See vignette("mutating-pdfs") for a walkthrough of the writer surface, and vignette("comparison") for how pdfium lines up against pdftools, qpdf, magick, tabulizer, and staplr.

Status

First CRAN release (0.1.0). The public API is documented on the pkgdown site and exercised at 100% R coverage; architectural decisions for the release are recorded under dev/decisions/.

Installation

pdfium downloads its libpdfium binary from bblanchon/pdfium-binaries at install time. The pinned version lives in tools/pdfium-version.txt. If your install runs without internet access, set PDFIUM_OFFLINE=1 and place the matching tarball under inst/pdfium-binaries/ before installing.

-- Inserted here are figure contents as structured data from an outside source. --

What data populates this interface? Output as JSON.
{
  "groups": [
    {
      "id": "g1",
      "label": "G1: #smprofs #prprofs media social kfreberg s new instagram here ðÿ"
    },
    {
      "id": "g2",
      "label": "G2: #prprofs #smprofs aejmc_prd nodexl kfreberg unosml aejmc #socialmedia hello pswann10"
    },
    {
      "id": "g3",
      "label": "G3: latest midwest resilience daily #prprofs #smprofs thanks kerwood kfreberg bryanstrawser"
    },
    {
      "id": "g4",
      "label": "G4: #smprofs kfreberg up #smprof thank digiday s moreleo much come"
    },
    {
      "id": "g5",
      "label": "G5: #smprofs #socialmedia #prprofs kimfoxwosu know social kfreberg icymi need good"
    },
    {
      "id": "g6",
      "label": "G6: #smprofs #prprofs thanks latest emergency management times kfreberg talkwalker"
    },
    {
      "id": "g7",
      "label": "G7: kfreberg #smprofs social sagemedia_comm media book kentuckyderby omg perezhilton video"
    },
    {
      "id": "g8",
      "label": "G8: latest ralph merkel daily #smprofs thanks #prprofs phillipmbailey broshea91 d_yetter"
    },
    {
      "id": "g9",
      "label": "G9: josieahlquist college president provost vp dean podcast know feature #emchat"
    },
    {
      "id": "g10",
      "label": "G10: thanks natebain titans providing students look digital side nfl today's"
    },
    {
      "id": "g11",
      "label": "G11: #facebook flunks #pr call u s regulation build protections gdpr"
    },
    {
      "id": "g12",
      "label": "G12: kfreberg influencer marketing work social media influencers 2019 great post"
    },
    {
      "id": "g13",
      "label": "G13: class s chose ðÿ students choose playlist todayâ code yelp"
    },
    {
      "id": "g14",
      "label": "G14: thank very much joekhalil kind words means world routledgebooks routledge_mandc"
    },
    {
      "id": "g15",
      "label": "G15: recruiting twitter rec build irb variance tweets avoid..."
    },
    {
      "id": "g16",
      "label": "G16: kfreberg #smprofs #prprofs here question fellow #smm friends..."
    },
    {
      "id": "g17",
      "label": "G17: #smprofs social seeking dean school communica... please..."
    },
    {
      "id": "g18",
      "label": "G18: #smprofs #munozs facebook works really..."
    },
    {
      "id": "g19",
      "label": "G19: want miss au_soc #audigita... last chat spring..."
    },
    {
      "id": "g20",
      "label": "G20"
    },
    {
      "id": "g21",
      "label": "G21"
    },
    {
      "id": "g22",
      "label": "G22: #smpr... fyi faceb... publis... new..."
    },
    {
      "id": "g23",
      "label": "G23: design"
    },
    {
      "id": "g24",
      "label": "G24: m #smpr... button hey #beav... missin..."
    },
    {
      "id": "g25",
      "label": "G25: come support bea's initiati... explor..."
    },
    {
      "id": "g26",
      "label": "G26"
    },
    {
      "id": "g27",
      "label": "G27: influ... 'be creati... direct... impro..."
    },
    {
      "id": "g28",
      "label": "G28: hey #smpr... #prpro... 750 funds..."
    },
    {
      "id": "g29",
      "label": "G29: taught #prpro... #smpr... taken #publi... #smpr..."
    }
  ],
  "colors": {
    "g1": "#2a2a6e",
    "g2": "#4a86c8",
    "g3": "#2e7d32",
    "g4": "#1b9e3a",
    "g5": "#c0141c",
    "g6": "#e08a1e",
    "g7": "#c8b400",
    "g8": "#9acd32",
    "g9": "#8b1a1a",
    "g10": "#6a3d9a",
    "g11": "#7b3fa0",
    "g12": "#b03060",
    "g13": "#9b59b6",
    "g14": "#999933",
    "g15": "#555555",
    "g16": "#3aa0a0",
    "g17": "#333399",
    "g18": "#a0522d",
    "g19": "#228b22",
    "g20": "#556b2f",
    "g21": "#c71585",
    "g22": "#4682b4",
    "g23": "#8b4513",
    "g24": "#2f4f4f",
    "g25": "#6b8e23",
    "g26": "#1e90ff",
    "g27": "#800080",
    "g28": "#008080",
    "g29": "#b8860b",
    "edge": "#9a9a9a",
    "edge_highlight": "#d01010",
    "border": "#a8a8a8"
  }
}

# Release version (once on CRAN):
install.packages("pdfium")

# Development version:
remotes::install_github("humanpred/rpdfium")

Example

library(pdfium)

doc <- pdf_doc_open(system.file("extdata", "fixtures", "minimal.pdf",
  package = "pdfium"
))
pdf_page_count(doc)
pdf_doc_close(doc)

More examples ship in the vignettes (vignette("getting-started", package = "pdfium"), etc.) and on the pkgdown site.

License

pdfium is MIT-licensed. The bundled libpdfium binary is BSD-3-Clause and is not distributed in the source tarball — see LICENSE.md and dev/decisions/ADR-003-binary-distribution.md.